When Gleyre discussed anatomy his intent was not to provide the student with a set of forms or rules to copy. Here again, that was a different approach than that which was taken by some of his contemporaries. Instead, Gleyre wanted his students to discern the anatomical differences each model presented, thereby helping the student to accurately depict the individual model who was in front of them. One of Gleyre’s students, who had previously studied at the Dusseldorf Academy, said that, “Gleyre’s attitude toward drawing from the model differed from that of his German teachers: the latter emphasized clinically memorizing the parts of anatomy that could later be reconstructed at will, while Gleyre stressed the significance of studying each model for its individuality.”8
Gleyre, Drawing of a Man.
All this may seem to paint a false picture, that of a teacher who rebelled against the rest of his contemporaries. However, Gleyre was a devoted follower of Ingres and in his own work he pursued a classical style. Regarding the importance of line (something Ingres knew a lot about), Whistler said Gleyre taught him that “line is more important than color.”9 And yet, perhaps, due to the way Gleyre taught his students, he gave them permission to rebel against his own teachings.
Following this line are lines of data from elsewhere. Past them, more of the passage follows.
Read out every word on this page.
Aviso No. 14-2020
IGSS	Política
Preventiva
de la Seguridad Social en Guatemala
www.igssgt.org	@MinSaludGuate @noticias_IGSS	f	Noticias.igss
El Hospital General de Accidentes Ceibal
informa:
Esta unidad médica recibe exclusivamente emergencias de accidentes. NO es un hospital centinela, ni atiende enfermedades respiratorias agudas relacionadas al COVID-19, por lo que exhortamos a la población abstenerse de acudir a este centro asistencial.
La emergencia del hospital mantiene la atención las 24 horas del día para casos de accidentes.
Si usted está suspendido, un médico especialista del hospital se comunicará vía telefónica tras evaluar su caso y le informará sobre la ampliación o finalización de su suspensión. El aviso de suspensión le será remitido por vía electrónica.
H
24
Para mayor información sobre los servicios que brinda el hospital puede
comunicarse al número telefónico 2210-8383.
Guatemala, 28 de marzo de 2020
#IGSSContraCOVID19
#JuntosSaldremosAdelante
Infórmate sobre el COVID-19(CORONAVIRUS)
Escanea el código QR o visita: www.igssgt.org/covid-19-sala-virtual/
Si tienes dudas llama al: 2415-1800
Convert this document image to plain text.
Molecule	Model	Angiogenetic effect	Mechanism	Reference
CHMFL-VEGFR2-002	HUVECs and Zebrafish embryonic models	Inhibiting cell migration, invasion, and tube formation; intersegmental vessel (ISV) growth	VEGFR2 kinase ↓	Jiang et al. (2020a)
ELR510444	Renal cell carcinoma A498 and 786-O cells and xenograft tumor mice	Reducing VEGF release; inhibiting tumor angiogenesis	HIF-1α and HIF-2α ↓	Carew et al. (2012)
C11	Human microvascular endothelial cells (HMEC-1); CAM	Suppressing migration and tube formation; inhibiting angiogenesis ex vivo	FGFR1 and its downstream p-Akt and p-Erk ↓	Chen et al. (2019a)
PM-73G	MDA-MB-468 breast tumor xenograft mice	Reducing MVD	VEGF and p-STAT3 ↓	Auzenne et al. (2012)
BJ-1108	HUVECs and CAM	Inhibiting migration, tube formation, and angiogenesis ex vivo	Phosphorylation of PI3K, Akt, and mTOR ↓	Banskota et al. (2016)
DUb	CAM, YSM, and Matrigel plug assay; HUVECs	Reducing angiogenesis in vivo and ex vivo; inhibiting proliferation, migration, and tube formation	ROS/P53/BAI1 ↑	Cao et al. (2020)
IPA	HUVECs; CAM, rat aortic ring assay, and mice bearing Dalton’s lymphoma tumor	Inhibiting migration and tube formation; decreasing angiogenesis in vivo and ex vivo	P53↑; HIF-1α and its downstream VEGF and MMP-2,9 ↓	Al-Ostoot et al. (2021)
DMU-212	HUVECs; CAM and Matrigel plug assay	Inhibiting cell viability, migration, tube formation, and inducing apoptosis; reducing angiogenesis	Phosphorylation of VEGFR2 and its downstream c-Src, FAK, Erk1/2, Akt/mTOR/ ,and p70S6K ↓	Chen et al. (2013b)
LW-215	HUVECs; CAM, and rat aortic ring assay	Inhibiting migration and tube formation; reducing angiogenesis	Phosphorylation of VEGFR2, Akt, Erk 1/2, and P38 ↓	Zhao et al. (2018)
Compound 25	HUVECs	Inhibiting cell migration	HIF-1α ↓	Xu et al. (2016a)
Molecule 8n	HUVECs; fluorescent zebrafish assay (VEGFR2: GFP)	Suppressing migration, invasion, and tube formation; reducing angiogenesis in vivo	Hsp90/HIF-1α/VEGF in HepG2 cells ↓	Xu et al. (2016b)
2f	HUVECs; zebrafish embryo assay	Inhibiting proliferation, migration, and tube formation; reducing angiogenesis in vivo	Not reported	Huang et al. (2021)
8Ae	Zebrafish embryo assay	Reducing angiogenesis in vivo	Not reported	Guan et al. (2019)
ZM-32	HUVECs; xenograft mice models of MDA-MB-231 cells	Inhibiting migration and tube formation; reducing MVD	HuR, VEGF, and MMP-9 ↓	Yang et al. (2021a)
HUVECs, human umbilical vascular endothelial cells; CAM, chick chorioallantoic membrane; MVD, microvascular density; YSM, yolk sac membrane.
Rebellion is not uncommon in the world of art students. Nor is repudiating your teacher’s instruction after having been through it. That is at times true even today. The aforementioned students of Gleyre’s, Monet, Renoir, Sisley, and Whistler, did not stay long with their master. Rumors are that after they left they had bad things to say. One wonders, however, if they would have been better off staying. Certainly few today (or back then) would laud their skill as draftsmen.10
Another way Gleyre’s teaching approach continued down through Gammell is in the realm of memory drawing. When I was a student at Atelier LeSueur, we used to draw the day’s model from memory in the evenings. This mimic’s Gleyre’s recommendation to his students, that they do memory drawing exercises from drawings they had already completed in the studio. Clearly this was not a practice unique to Gleyre, but it was not also the norm elsewhere.11
Gleyre had to retire from teaching in 1864, due to reoccurring bouts of trachoma (a bacterial infection of the eye). On May 5, 1874, during a visit to an art gallery he suffered a cerebral hemorrhage and died.12
Gleyre’s Departure of the Apostles To Preach the Gospel.
1 There were other artists whose working and teaching practices had an influence on Gammell’s. One was Léon Bonnat, of whom I wrote about here, and another was Carolus-Duran.
2 William Hauptman, Charles Gleyre, 1806-1874: Catalogue Raisonné, Princeton University Press, 1996, page 328.
3 Hauptman, ibid., page 334. Elsewhere I’ve read that Gleyre’s critique days were on Monday’s and Saturdays instead.
4 Hauptman, ibid., page 328.
5 Hauptman, ibid., page 334.
6 Felix Moscheles, In Bohemia with Du Maurier: the first of a series of reminiscences, T. Fisher Unwin, London, page 18.
7 Hauptman, op cit., page 332.
8 As quoted in Hauptman, op cit., page 332.
9 Ronald Anderson and Anne Koval, James McNeill Whistler: Beyond the Myth, Carroll & Graf, 2002, page 50.
10 Gammell, R.H. Ives, The Twilight of Painting, G. P. Putnam’s Sons, 1946, page 73.
11 Hauptman, op cit., page 335.
12 Philippe Lanthony, Art and Ophthalmology, Wayenborgh Publications, Paraguay, 2009, page 32.